Talvez devido à diferença de patentes (um oficial e um soldado), Ben Griffin, que se encontrava há oito anos no exército, onde tinha servido no Regimento de Pára-quedistas e experiência de participação em operações na Irlanda do Norte, na Macedónia e no Afeganistão, foi simplesmente dispensado do serviço.

As dúvidas de natureza moral e ética não têm apenas sido levantadas por soldados directamente envolvidos em acções bélicas. Outros elementos presentes no Iraque, como membros de empresas de segurança, também têm questionado a forma de agir da generalidade das forças americanas e há mesmo referências a desabafos de oficiais ingleses que afirmaram preferir lutar ao lado dos russos que dos americanos.

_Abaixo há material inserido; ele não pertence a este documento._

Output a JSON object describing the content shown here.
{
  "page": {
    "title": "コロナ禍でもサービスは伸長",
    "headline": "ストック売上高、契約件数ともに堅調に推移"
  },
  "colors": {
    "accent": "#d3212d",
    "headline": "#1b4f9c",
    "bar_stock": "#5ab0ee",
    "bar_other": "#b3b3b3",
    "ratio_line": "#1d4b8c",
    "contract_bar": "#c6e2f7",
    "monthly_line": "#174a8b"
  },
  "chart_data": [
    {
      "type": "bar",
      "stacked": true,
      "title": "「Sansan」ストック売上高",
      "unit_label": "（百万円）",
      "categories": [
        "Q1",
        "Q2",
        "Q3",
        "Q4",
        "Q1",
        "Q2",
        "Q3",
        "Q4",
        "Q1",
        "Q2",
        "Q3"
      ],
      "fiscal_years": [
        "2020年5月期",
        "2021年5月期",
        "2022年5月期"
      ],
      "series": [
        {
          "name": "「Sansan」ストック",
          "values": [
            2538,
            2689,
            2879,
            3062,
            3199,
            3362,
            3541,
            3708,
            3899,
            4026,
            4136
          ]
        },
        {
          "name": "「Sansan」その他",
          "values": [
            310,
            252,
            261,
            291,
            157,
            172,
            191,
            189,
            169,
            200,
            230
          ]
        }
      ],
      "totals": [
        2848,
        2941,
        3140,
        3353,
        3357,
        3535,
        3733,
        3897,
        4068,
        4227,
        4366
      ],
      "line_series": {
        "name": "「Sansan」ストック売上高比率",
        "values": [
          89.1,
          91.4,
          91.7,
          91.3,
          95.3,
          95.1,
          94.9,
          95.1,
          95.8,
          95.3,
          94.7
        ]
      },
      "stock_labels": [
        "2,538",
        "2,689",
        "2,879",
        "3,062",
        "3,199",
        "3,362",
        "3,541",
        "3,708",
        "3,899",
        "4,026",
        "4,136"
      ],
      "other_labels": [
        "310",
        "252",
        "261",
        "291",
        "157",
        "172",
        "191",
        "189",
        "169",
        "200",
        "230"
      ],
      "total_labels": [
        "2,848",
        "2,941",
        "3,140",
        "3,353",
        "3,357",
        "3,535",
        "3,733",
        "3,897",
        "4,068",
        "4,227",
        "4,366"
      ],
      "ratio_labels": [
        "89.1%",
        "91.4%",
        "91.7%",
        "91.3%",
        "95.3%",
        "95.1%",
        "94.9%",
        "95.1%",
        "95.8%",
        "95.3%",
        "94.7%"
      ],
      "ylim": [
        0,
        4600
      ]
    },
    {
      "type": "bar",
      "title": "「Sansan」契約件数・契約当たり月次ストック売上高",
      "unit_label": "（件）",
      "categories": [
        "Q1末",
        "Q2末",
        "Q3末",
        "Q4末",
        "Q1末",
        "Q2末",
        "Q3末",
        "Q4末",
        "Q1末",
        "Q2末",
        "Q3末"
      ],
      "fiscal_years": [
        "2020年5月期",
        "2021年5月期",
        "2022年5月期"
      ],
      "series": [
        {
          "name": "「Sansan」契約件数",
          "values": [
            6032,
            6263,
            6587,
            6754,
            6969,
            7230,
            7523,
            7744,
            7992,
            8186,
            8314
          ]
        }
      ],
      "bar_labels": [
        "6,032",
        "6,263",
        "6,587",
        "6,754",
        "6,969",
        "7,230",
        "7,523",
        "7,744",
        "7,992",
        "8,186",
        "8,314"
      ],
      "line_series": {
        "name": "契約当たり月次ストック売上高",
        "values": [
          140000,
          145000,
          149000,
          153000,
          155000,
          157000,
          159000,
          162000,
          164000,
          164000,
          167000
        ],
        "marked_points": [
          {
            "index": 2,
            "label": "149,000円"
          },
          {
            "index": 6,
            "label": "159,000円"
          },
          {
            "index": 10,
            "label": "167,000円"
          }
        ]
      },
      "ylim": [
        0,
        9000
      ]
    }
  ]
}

Este crescente clima de desconforto e mal-estar já fora reflectido no livro “Highway To Hell”, publicado por um ex-membro do SAS, que assina John Geddes, que relata muitas outras situações e nomeadamente o facto de muitos dos soldados americanos se julgarem cruzados em luta contra o Islão, algo que pouco os distingue dos “jihadistas”, e nenhuns revelarem grande interesse pela cultura e hábitos locais. Para agravar ainda mais esta situação o autor refere ainda a inexistência de um claro objectivo para a invasão, traduzido no facto de poucos dos soldados americanos afirmarem pretender democratizar o Iraque contra os muitos que julgam participar na guerra para defender os interesses americanos.

É precisamente nesta linha de pensamento que Bem Griffin afirma não se ter alistado no exército inglês para conduzir a política externa americana.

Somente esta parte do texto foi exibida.